THIS weekend is the Big One. After 30 days of dawn to dusk fasting, Scotland’s Muslims would usually go into overdrive with a frenzy of food, a festival of family and friends and a veritable catwalk of sparkly new clothes.

Normally at Eid we would gorge on the biryani, party the night away in squeaky new shoes, and partake in a good swally of Irn Bru. The mosques would vibrate with the sounds of prayers and we would count up the people in our household and for each person we would donate a sum of money to charity.

Grandparents would wipe tears of joy from their eyes as they watch kids line up in their finery for Eid money, also known as “Eidi”, which the kids get when they wish their elders “Eid Mubarak”. Harassed mums and dads would be setting tables for at least 20 whilst keeping an eye on that marinated leg of lamb in the oven, and having an argument with someone in Wolverhampton: “What do you mean, they huvnae seen the new moon in Pakistan yet? We’ve seen it here, so it’s Eid. End of!”

This year will be different. The mosques will remain shuttered and the closest many families will get to seeing loved ones will feel like a gangster movie drive-by scene, where some of the cousins will cruise by the house with the windows down pumping out the latest Bollywood soundtrack, waving glittery scarves out the windows. Grandparents will be lined up on a Zoom screen, their stress levels elevating as they spend the entire time shouting in a Punjabi/Scottish hybrid: “Is this working? It’s not working. This computer doesn’t work. Why did you give me a computer that disnae work?”

That special moment of Eidy joy for the children will be lost – £20 through PayPal or a bank transfer don’t quite create the same magic, and presents will be delivered by an army of men in high vis jackets in white vans.

Now, some of us are more into the whole Eid thing than others. We’re a wide spectrum with some following every Eid tradition to the letter and others who, quite frankly, are only here for the Eidi. For those for whom it’s a big deal the effects of lockdown are going to be hard to mitigate. When you’ve been fasting for 30 days, the thought of three days of feasting on the most delicious spice-infused curries, and trays of unctuous deserts at a different person’s house every day gives you something to look forward to in a way that the intermittent fasting diet can’t even begin to promise.

But lockdown has also provided a solution to one of the most intractable couple arguments known. This year there will be no eating two enormous banquets as a way of solving the question of whose parents’ house Eid is spent at. There’s something quite comforting about having to operate within a set of rules which no sexual politics can over-rule.

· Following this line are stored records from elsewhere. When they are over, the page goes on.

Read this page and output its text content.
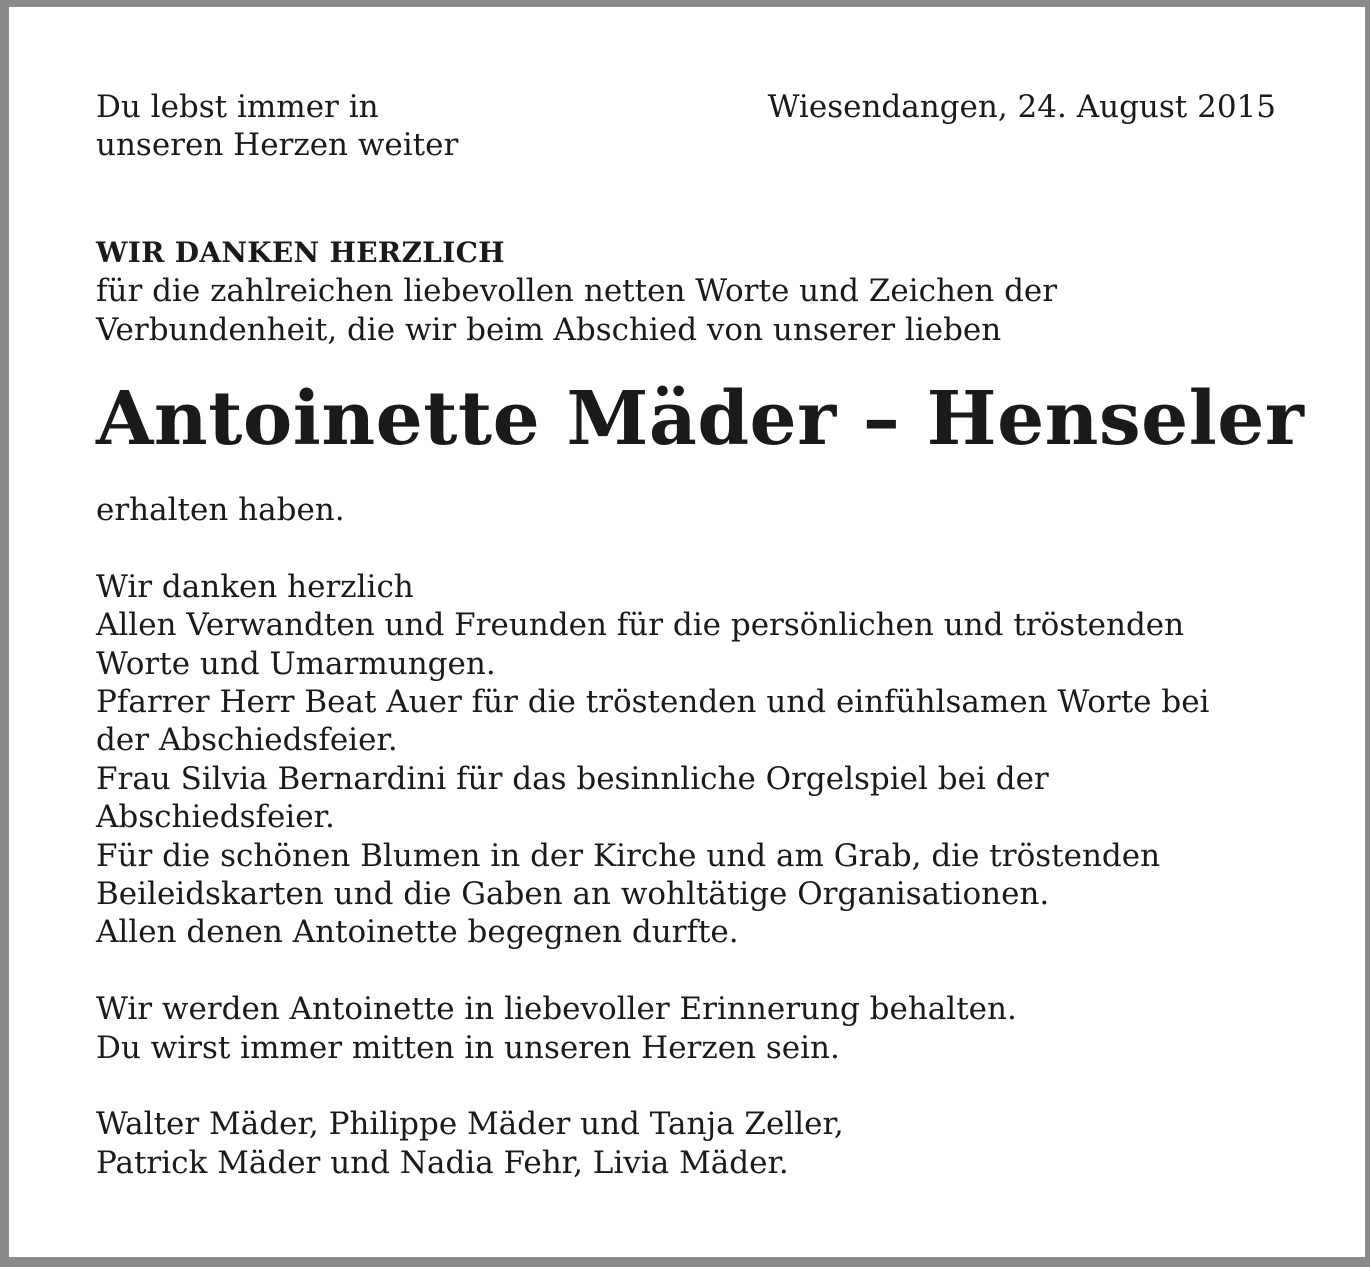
Du lebst immer in
unseren Herzen weiter
Wiesendangen, 24. August 2015
WIR DANKEN HERZLICH
für die zahlreichen liebevollen netten Worte und Zeichen der
Verbundenheit, die wir beim Abschied von unserer lieben
Antoinette Mäder – Henseler
erhalten haben.
Wir danken herzlich
Allen Verwandten und Freunden für die persönlichen und tröstenden
Worte und Umarmungen.
Pfarrer Herr Beat Auer für die tröstenden und einfühlsamen Worte bei
der Abschiedsfeier.
Frau Silvia Bernardini für das besinnliche Orgelspiel bei der
Abschiedsfeier.
Für die schönen Blumen in der Kirche und am Grab, die tröstenden
Beileidskarten und die Gaben an wohltätige Organisationen.
Allen denen Antoinette begegnen durfte.
Wir werden Antoinette in liebevoller Erinnerung behalten.
Du wirst immer mitten in unseren Herzen sein.
Walter Mäder, Philippe Mäder und Tanja Zeller,
Patrick Mäder und Nadia Fehr, Livia Mäder.
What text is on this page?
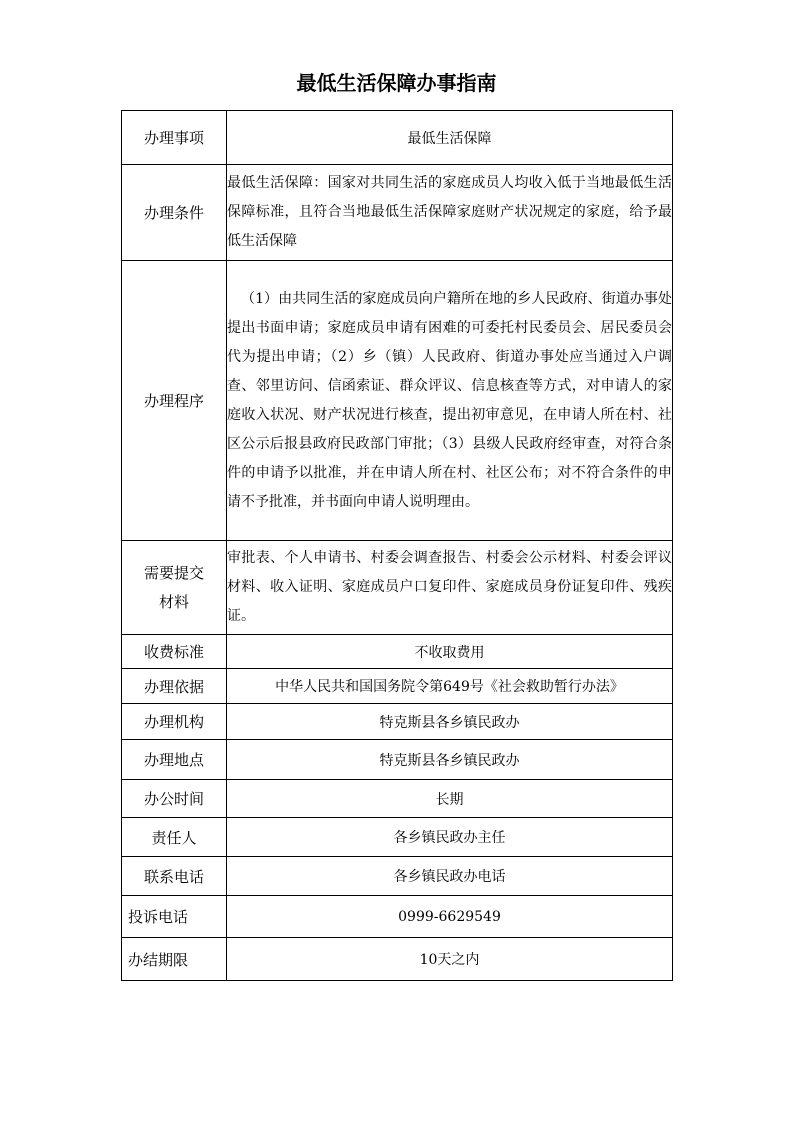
最低生活保障办事指南
办理事项	最低生活保障
办理条件	最低生活保障：国家对共同生活的家庭成员人均收入低于当地最低生活保障标准，且符合当地最低生活保障家庭财产状况规定的家庭，给予最低生活保障
办理程序	（1）由共同生活的家庭成员向户籍所在地的乡人民政府、街道办事处提出书面申请；家庭成员申请有困难的可委托村民委员会、居民委员会代为提出申请；（2）乡（镇）人民政府、街道办事处应当通过入户调查、邻里访问、信函索证、群众评议、信息核查等方式，对申请人的家庭收入状况、财产状况进行核查，提出初审意见，在申请人所在村、社区公示后报县政府民政部门审批；（3）县级人民政府经审查，对符合条件的申请予以批准，并在申请人所在村、社区公布；对不符合条件的申请不予批准，并书面向申请人说明理由。

需要提交材料	审批表、个人申请书、村委会调查报告、村委会公示材料、村委会评议材料、收入证明、家庭成员户口复印件、家庭成员身份证复印件、残疾证。
收费标准	不收取费用
办理依据	中华人民共和国国务院令第649号《社会救助暂行办法》
办理机构	特克斯县各乡镇民政办
办理地点	特克斯县各乡镇民政办
办公时间	长期
责任人	各乡镇民政办主任
联系电话	各乡镇民政办电话
投诉电话	0999-6629549
办结期限	10天之内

Even family politics for most will have to take a back seat to the rules. In many Muslim households elders are hugely respected and it would take a lot to pick a fight with one. But when, like me, your overly-optimistic but lonely octogenarian father is making plans for an Eid that involve a feast, albeit ordered from a restaurant, to be enjoyed by all of us from different households, albeit in his garden, the desire to protect him overrides the sadness at hearing his voice crumple on the phone when you tell him that lockdown restrictions are still in place.

I’m just a little bit worried that some folk might not be able to persuade family members that this Eid has to be different. Watching the First Minister’s statement in the Scottish Parliament yesterday where she outlined the roadmap out of lockdown, which would begin next Thursday, I could imagine some families using a combination of wishful thinking, selective listening and jumping the gun to translate phrases like “careful reduction in lockdown restrictions” and “meet members of one other household, but outdoors” to paaaartaaaay. But I’d say ca'canny. Be careful.

We’ve been through a lot. There’s been great sadness as we’ve lost so many members of the community, and many of our loved ones are frontline workers who we worry about.

And we’ve laughed, too. We know that social distancing is basically every devout Muslim’s idea of heaven, and the guidance to cover your face has raised more than a smile on many a Muslim woman’s face.

Neighbours who were strangers have clapped together, smiled and talked to one another on their doorsteps. We’ve all been given permission to show our similarities, our humanity and our fragilities.

Let’s leave the Big One until next year and then really go mad wi’ it.